The underperformance of US stocks relative to their European counterparts has been stunning. While markets worry about the loss of US economic exceptionalism, Europe is on the verge of an economic transformation as Germany responds to its “Sputnik moment”, taking advantage of its relatively larger fiscal space. Setting aside long-standing structural shortfalls, investors have suddenly embraced the prospects of Europe’s largest economy leading a continent-wide process of increased defence and infrastructure spending, as well as a more serious effort to close the innovation gap with China and the US.
While most would readily agree that the global economy’s immediate journey will be even bumpier, it is hard to predict where all of this is headed. Indeed, I recently attempted to do so, drawing on the collective wisdom of several economists and market analysts that I respect.
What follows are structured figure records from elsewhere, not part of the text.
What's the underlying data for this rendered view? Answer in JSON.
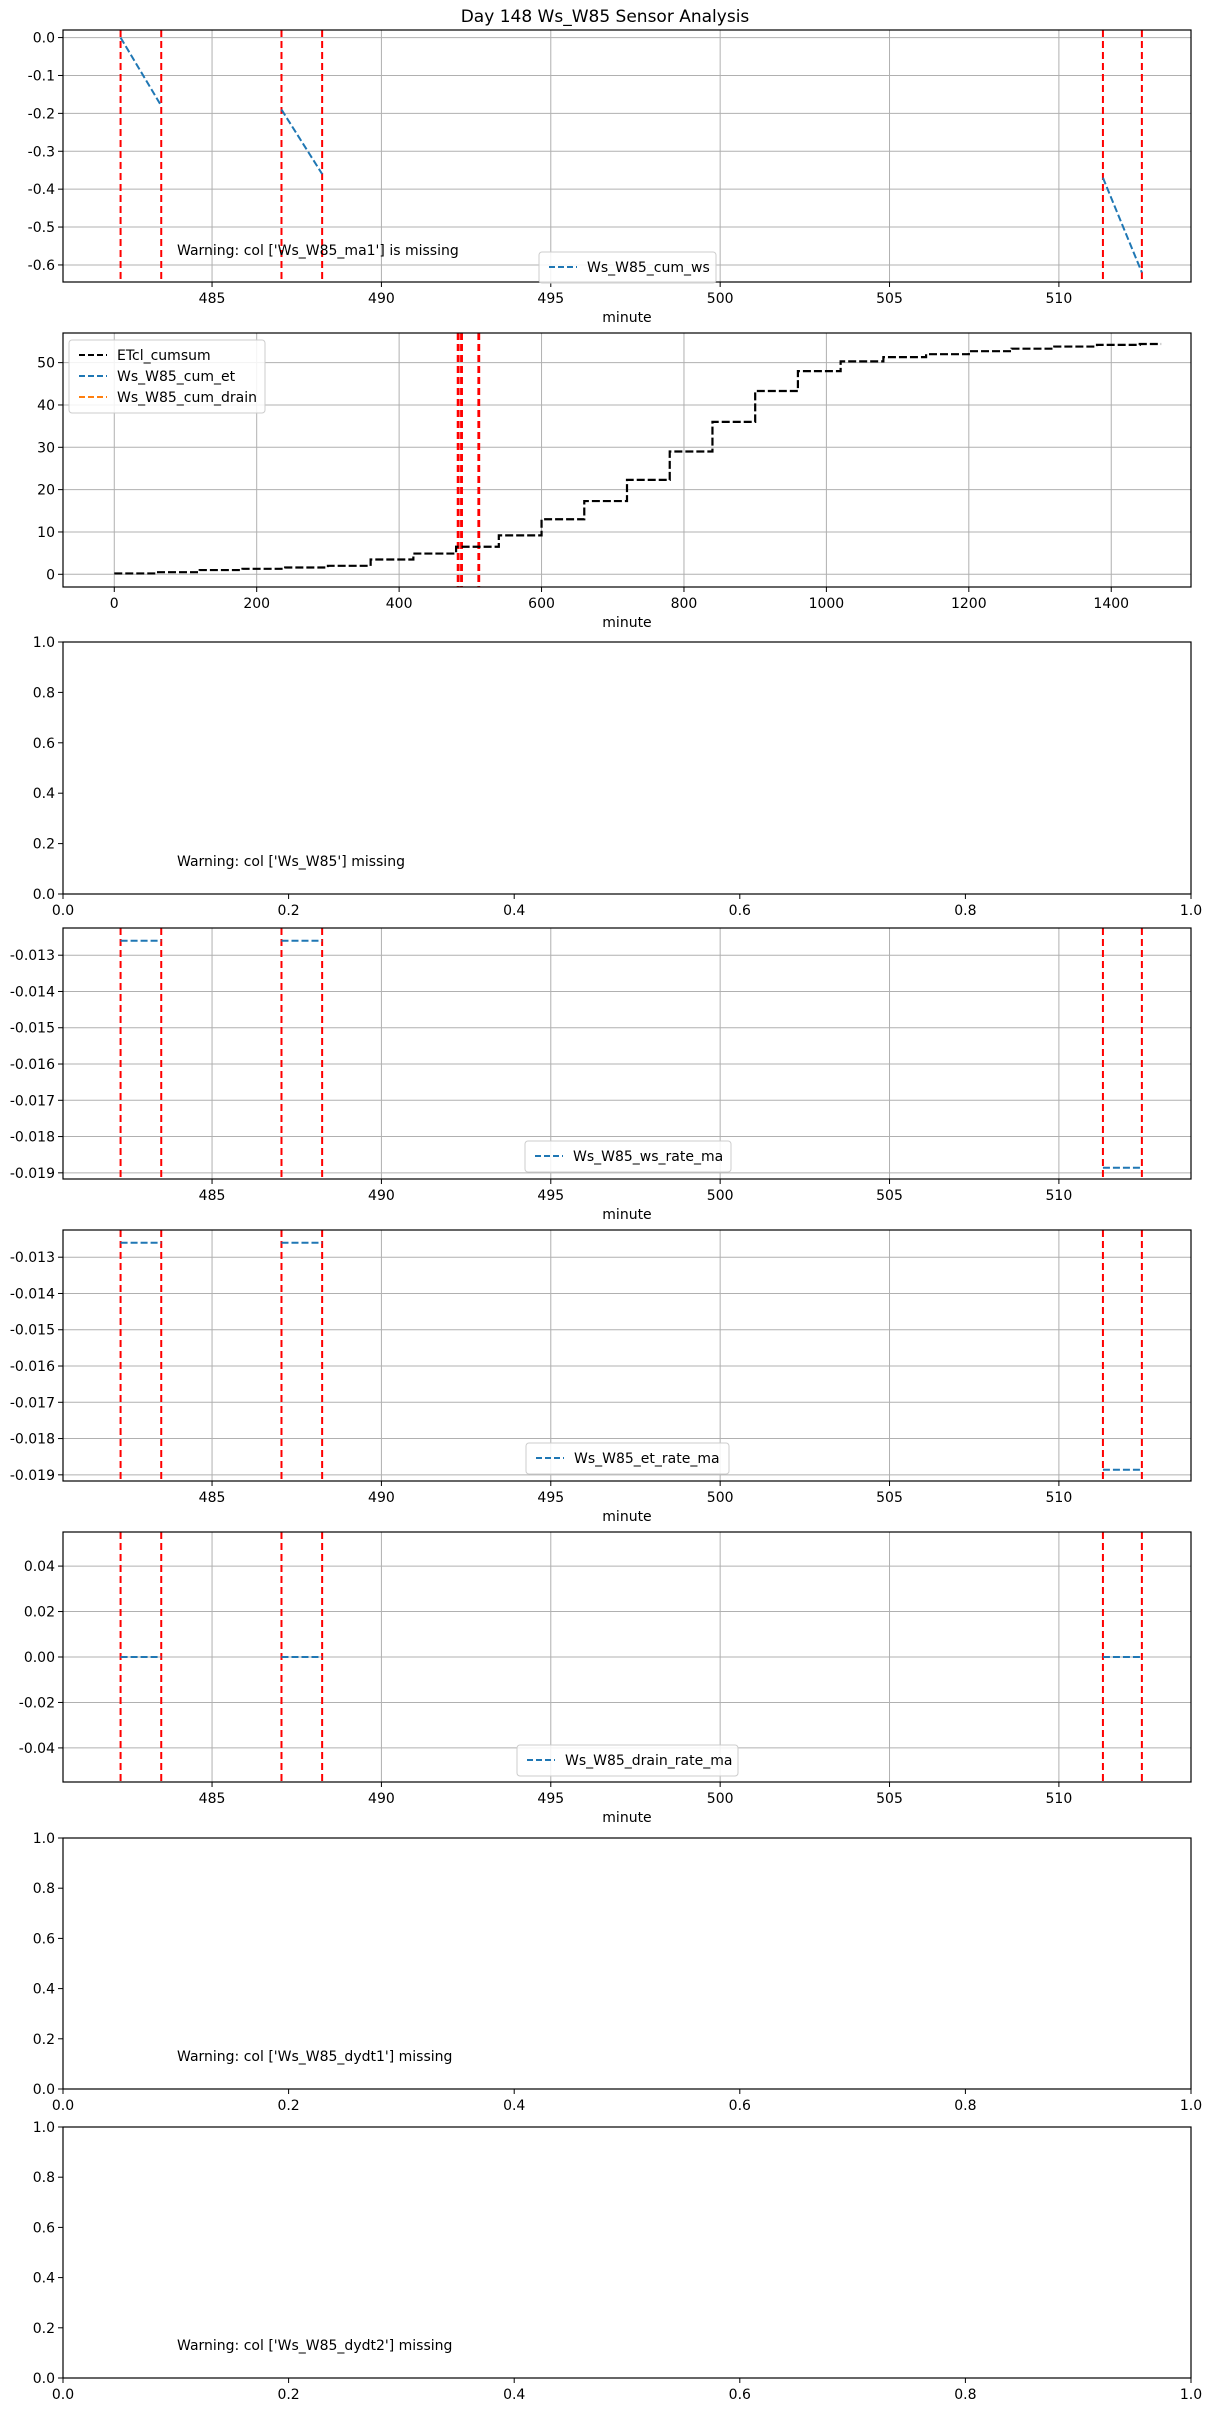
{
  "figure": {
    "title": "Day 148 Ws_W85 Sensor Analysis"
  },
  "chart_data": [
    {
      "id": "p1",
      "type": "line",
      "title": "",
      "xlabel": "minute",
      "ylabel": "",
      "xlim": [
        480.6,
        513.9
      ],
      "ylim": [
        -0.645,
        0.02
      ],
      "grid": true,
      "legend_loc": "lower center",
      "xticks": [
        485,
        490,
        495,
        500,
        505,
        510
      ],
      "yticks": [
        0.0,
        -0.1,
        -0.2,
        -0.3,
        -0.4,
        -0.5,
        -0.6
      ],
      "ytick_labels": [
        "0.0",
        "-0.1",
        "-0.2",
        "-0.3",
        "-0.4",
        "-0.5",
        "-0.6"
      ],
      "vlines": [
        482.3,
        483.5,
        487.05,
        488.25,
        511.3,
        512.45
      ],
      "series": [
        {
          "name": "Ws_W85_cum_ws",
          "color": "#1f77b4",
          "dash": true,
          "segments": [
            [
              [
                482.3,
                0.0
              ],
              [
                483.5,
                -0.18
              ]
            ],
            [
              [
                487.05,
                -0.19
              ],
              [
                488.25,
                -0.36
              ]
            ],
            [
              [
                511.3,
                -0.37
              ],
              [
                512.45,
                -0.62
              ]
            ]
          ]
        }
      ],
      "annotation": "Warning: col ['Ws_W85_ma1'] is missing"
    },
    {
      "id": "p2",
      "type": "line",
      "title": "",
      "xlabel": "minute",
      "ylabel": "",
      "xlim": [
        -72,
        1512
      ],
      "ylim": [
        -3,
        57
      ],
      "grid": true,
      "legend_loc": "upper left",
      "xticks": [
        0,
        200,
        400,
        600,
        800,
        1000,
        1200,
        1400
      ],
      "yticks": [
        0,
        10,
        20,
        30,
        40,
        50
      ],
      "ytick_labels": [
        "0",
        "10",
        "20",
        "30",
        "40",
        "50"
      ],
      "vlines": [
        482.3,
        483.5,
        487.05,
        488.25,
        511.3,
        512.45
      ],
      "step_series": [
        {
          "name": "ETcl_cumsum",
          "color": "#000000",
          "dash": true,
          "x": [
            0,
            60,
            120,
            180,
            240,
            300,
            360,
            420,
            480,
            540,
            600,
            660,
            720,
            780,
            840,
            900,
            960,
            1020,
            1080,
            1140,
            1200,
            1260,
            1320,
            1380,
            1440
          ],
          "y": [
            0.2,
            0.5,
            1.0,
            1.3,
            1.6,
            2.0,
            3.5,
            4.9,
            6.5,
            9.2,
            13.0,
            17.3,
            22.3,
            29.0,
            36.0,
            43.3,
            48.0,
            50.3,
            51.3,
            52.0,
            52.7,
            53.3,
            53.8,
            54.2,
            54.4
          ]
        }
      ],
      "series": [
        {
          "name": "Ws_W85_cum_et",
          "color": "#1f77b4",
          "dash": true,
          "segments": []
        },
        {
          "name": "Ws_W85_cum_drain",
          "color": "#ff7f0e",
          "dash": true,
          "segments": []
        }
      ]
    },
    {
      "id": "p3",
      "type": "line",
      "title": "",
      "xlabel": "",
      "ylabel": "",
      "xlim": [
        0,
        1
      ],
      "ylim": [
        0,
        1
      ],
      "grid": false,
      "xticks": [
        0.0,
        0.2,
        0.4,
        0.6,
        0.8,
        1.0
      ],
      "xtick_labels": [
        "0.0",
        "0.2",
        "0.4",
        "0.6",
        "0.8",
        "1.0"
      ],
      "yticks": [
        0.0,
        0.2,
        0.4,
        0.6,
        0.8,
        1.0
      ],
      "ytick_labels": [
        "0.0",
        "0.2",
        "0.4",
        "0.6",
        "0.8",
        "1.0"
      ],
      "vlines": [],
      "series": [],
      "annotation": "Warning: col ['Ws_W85'] missing"
    },
    {
      "id": "p4",
      "type": "line",
      "title": "",
      "xlabel": "minute",
      "ylabel": "",
      "xlim": [
        480.6,
        513.9
      ],
      "ylim": [
        -0.01917,
        -0.01225
      ],
      "grid": true,
      "legend_loc": "lower center",
      "xticks": [
        485,
        490,
        495,
        500,
        505,
        510
      ],
      "yticks": [
        -0.013,
        -0.014,
        -0.015,
        -0.016,
        -0.017,
        -0.018,
        -0.019
      ],
      "ytick_labels": [
        "-0.013",
        "-0.014",
        "-0.015",
        "-0.016",
        "-0.017",
        "-0.018",
        "-0.019"
      ],
      "vlines": [
        482.3,
        483.5,
        487.05,
        488.25,
        511.3,
        512.45
      ],
      "series": [
        {
          "name": "Ws_W85_ws_rate_ma",
          "color": "#1f77b4",
          "dash": true,
          "segments": [
            [
              [
                482.3,
                -0.0126
              ],
              [
                483.5,
                -0.0126
              ]
            ],
            [
              [
                487.05,
                -0.0126
              ],
              [
                488.25,
                -0.0126
              ]
            ],
            [
              [
                511.3,
                -0.01886
              ],
              [
                512.45,
                -0.01886
              ]
            ]
          ]
        }
      ]
    },
    {
      "id": "p5",
      "type": "line",
      "title": "",
      "xlabel": "minute",
      "ylabel": "",
      "xlim": [
        480.6,
        513.9
      ],
      "ylim": [
        -0.01917,
        -0.01225
      ],
      "grid": true,
      "legend_loc": "lower center",
      "xticks": [
        485,
        490,
        495,
        500,
        505,
        510
      ],
      "yticks": [
        -0.013,
        -0.014,
        -0.015,
        -0.016,
        -0.017,
        -0.018,
        -0.019
      ],
      "ytick_labels": [
        "-0.013",
        "-0.014",
        "-0.015",
        "-0.016",
        "-0.017",
        "-0.018",
        "-0.019"
      ],
      "vlines": [
        482.3,
        483.5,
        487.05,
        488.25,
        511.3,
        512.45
      ],
      "series": [
        {
          "name": "Ws_W85_et_rate_ma",
          "color": "#1f77b4",
          "dash": true,
          "segments": [
            [
              [
                482.3,
                -0.0126
              ],
              [
                483.5,
                -0.0126
              ]
            ],
            [
              [
                487.05,
                -0.0126
              ],
              [
                488.25,
                -0.0126
              ]
            ],
            [
              [
                511.3,
                -0.01886
              ],
              [
                512.45,
                -0.01886
              ]
            ]
          ]
        }
      ]
    },
    {
      "id": "p6",
      "type": "line",
      "title": "",
      "xlabel": "minute",
      "ylabel": "",
      "xlim": [
        480.6,
        513.9
      ],
      "ylim": [
        -0.055,
        0.055
      ],
      "grid": true,
      "legend_loc": "lower center",
      "xticks": [
        485,
        490,
        495,
        500,
        505,
        510
      ],
      "yticks": [
        0.04,
        0.02,
        0.0,
        -0.02,
        -0.04
      ],
      "ytick_labels": [
        "0.04",
        "0.02",
        "0.00",
        "-0.02",
        "-0.04"
      ],
      "vlines": [
        482.3,
        483.5,
        487.05,
        488.25,
        511.3,
        512.45
      ],
      "series": [
        {
          "name": "Ws_W85_drain_rate_ma",
          "color": "#1f77b4",
          "dash": true,
          "segments": [
            [
              [
                482.3,
                0.0
              ],
              [
                483.5,
                0.0
              ]
            ],
            [
              [
                487.05,
                0.0
              ],
              [
                488.25,
                0.0
              ]
            ],
            [
              [
                511.3,
                0.0
              ],
              [
                512.45,
                0.0
              ]
            ]
          ]
        }
      ]
    },
    {
      "id": "p7",
      "type": "line",
      "title": "",
      "xlabel": "",
      "ylabel": "",
      "xlim": [
        0,
        1
      ],
      "ylim": [
        0,
        1
      ],
      "grid": false,
      "xticks": [
        0.0,
        0.2,
        0.4,
        0.6,
        0.8,
        1.0
      ],
      "xtick_labels": [
        "0.0",
        "0.2",
        "0.4",
        "0.6",
        "0.8",
        "1.0"
      ],
      "yticks": [
        0.0,
        0.2,
        0.4,
        0.6,
        0.8,
        1.0
      ],
      "ytick_labels": [
        "0.0",
        "0.2",
        "0.4",
        "0.6",
        "0.8",
        "1.0"
      ],
      "vlines": [],
      "series": [],
      "annotation": "Warning: col ['Ws_W85_dydt1'] missing"
    },
    {
      "id": "p8",
      "type": "line",
      "title": "",
      "xlabel": "",
      "ylabel": "",
      "xlim": [
        0,
        1
      ],
      "ylim": [
        0,
        1
      ],
      "grid": false,
      "xticks": [
        0.0,
        0.2,
        0.4,
        0.6,
        0.8,
        1.0
      ],
      "xtick_labels": [
        "0.0",
        "0.2",
        "0.4",
        "0.6",
        "0.8",
        "1.0"
      ],
      "yticks": [
        0.0,
        0.2,
        0.4,
        0.6,
        0.8,
        1.0
      ],
      "ytick_labels": [
        "0.0",
        "0.2",
        "0.4",
        "0.6",
        "0.8",
        "1.0"
      ],
      "vlines": [],
      "series": [],
      "annotation": "Warning: col ['Ws_W85_dydt2'] missing"
    }
  ]
}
To achieve clarity, I outlined two opposing destinations. One was a Reagan-Thatcher-style rewiring through a process of creative destruction, resulting in more efficient economies, streamlined government sectors, more balanced global growth and a fairer trading system. In short, also a much more conducive set-up to exploit the productivity promise of exciting innovations in artificial intelligence, robotics, life sciences and more.
The other scenario is that critical economic and financial relations break rather than get remade. Stagflationary dynamics akin to those seen in the US under Jimmy Carter become increasingly complex to dislodge. Beggar-thy-neighbour weaponisation of international trade and finance becomes the rule rather than the exception. And, without a deep crisis that threatens a multiyear global depression, there is little prospect of the type of international policy co-ordination needed to address common challenges, such as environmental issues and standards for innovations.
There was no cluster of answers when my colleagues opined on the probabilities of these two scenarios. Instead, they ranged from 80/20 in relative percentages to 20/80. Sadly, that is realistic. Western economies are facing a massive regime change that is multiyear in its evolution. The effects, while uncertain, are likely to be far-reaching.
Rather than waiting for clarity and hoping for mean reversion, companies and governments worldwide must accept that they now operate in a global economy on a bumpy journey to an unknown destination. To thrive in a world of multi-year structural change, they need to embrace uncertainty and volatility rather than be paralysed by them; and they need to adopt a degree of humility, resilience and agility that may be well beyond what they are used to. Beyond that, there are no common answers and no simple solution. It’s indeed a new world, and it’s an unsettling one.